Scumbag elites just finding every which way to squeeze more out of the other 99%.

Don't think that's all of it though. Many people just want the cheapest regardless of quality quantity and ethics. Companies are just responding to demand.

They know exactly what we buy, when and how. As soon as the demand starts shifting they'll respond by lowering price by reducing quality or quantity.

I paid £24 for one chicken yesterday for the family Sunday roast. My mate would spend £3.29 on roughly the same from Lidl. I'm happy to spend what I did a d he's happy to spend what he did.

If you want quality, quantity and ethical products you have to expect to pay more.
 
Chocolate of all forms is getting worse, supposedly its becoming an increasingly scarce commodity.

Many things are getting bad, i dislike the way meat comes loaded up with water these days to the level that microwaving a slice of ham for ten seconds is a way to halve the volume and double the flavour, and you dont so much fry mince as spend 30 minutes boiling off the water before getting to the actual frying bit.

Its not just food, everythings bloody consumable these days to the stage you couldnt fix it even if you wanted to. Mobile phones starting to have too much plastic on a top of the line device when not 5 years ago it'd have been aluminium and theyre all glued together anyway, also since when did "gorillaglass" scratch so easily? I had a samsung years ago with a gorillaglass screen and you couldnt have scratched it with a hammer and a chisel.

Reduce, reuse and recycle is soon going to be impossible, what happened to people actually making spares?
This is because you're buying packaged meat from the supermarket.
 
nesquick has always been lumpy if done incorrectly. i know that when i was a small kid (20 years ago) there would be times i'd not be able to get rid of the lumps. as a kid though you make it so often you learn how to get it to not be lumpy. i remember everyone would put a tiny bit of milk in, stir it, tiny bit more milk, stir that, and keep going until it was perfect. i also remember just accepting that the first mouth full will be mostly the powder lumps. then all the rest of the sips would be fine.

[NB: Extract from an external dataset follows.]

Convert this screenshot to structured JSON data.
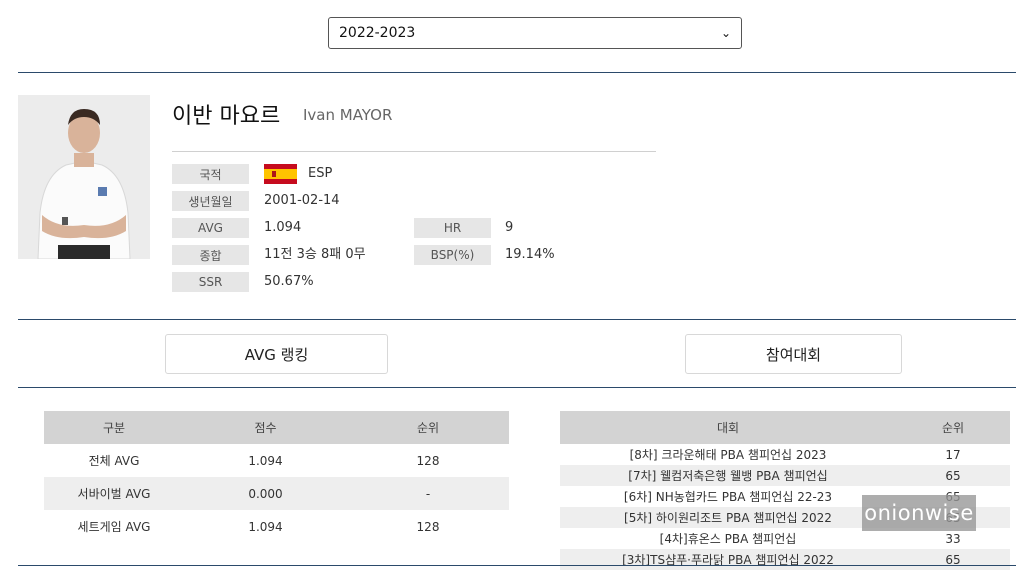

you may also find your spoons have got bigger, so before say 2 small tea spoons you'd put in, but now 2 tea spoons is more like 3.5 from back then, so there is more to disolve.
 
Chocolate of all forms is getting worse, supposedly its becoming an increasingly scarce commodity.

Many things are getting bad, i dislike the way meat comes loaded up with water these days to the level that microwaving a slice of ham for ten seconds is a way to halve the volume and double the flavour, and you dont so much fry mince as spend 30 minutes boiling off the water before getting to the actual frying bit.

Its not just food, everythings bloody consumable these days to the stage you couldnt fix it even if you wanted to. Mobile phones starting to have too much plastic on a top of the line device when not 5 years ago it'd have been aluminium and theyre all glued together anyway, also since when did "gorillaglass" scratch so easily? I had a samsung years ago with a gorillaglass screen and you couldnt have scratched it with a hammer and a chisel.

Reduce, reuse and recycle is soon going to be impossible, what happened to people actually making spares?

I work with very old equipment at the moment, and we have to repair everything as it would cost a vast sum of cash to replace the electronics.

From what I can tell, we are one of the very very few places that doesn't just bin stuff, but actually repairs and replaces most equipment for a specific supplier.

Everywhere else, is as you say just bin and replace.